Advices on Consuming Panjiri
By looking at the nutritional facts above, it is evident that panjiri has high amounts of calories, fat, cholesterol, as well as carbohydrates. These are the health risks attributed to high values of them.
Calories aren’t especially bad for anyone, in fact the body needs calories as a source of energy. Too much calories result in increasing weight and body fat percentages, and also stresses out the body. This is so because high calorie food items are also high in fats and sugars.

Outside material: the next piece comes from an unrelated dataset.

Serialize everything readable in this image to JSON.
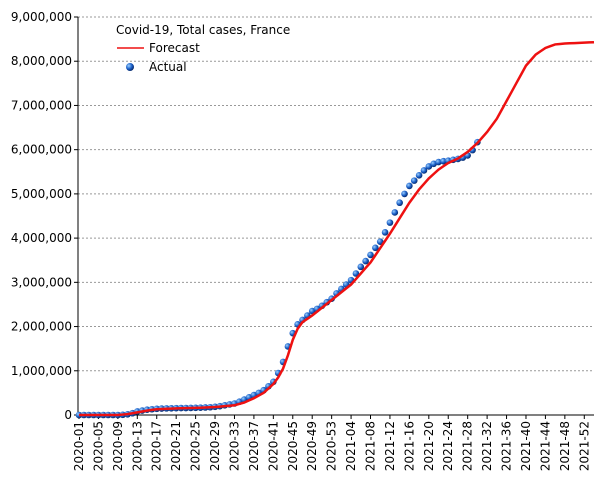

Excessive fats, especially saturated fats in panjiri at 315% of the daily value could increase low density lipoprotein (LDL) in the blood. As a result, the chances of stroke and cardiovascular diseases arise.
In the meantime, high cholesterol causes atherosclerosis, which is a hazardous accumulation of cholesterol and plaques that pile up on the walls of the arteries. At the end, blood flow is reduced, which may lead to chest pain, heart attack, as well as stroke.
And finally, high carbohydrate intake causes weight gain, risks of type 2 diabetes, the presence of triglycerides or unhealthy fats, as well as brain fog. The results of high carbohydrate intake are somewhat similar to that of a high calorie intake.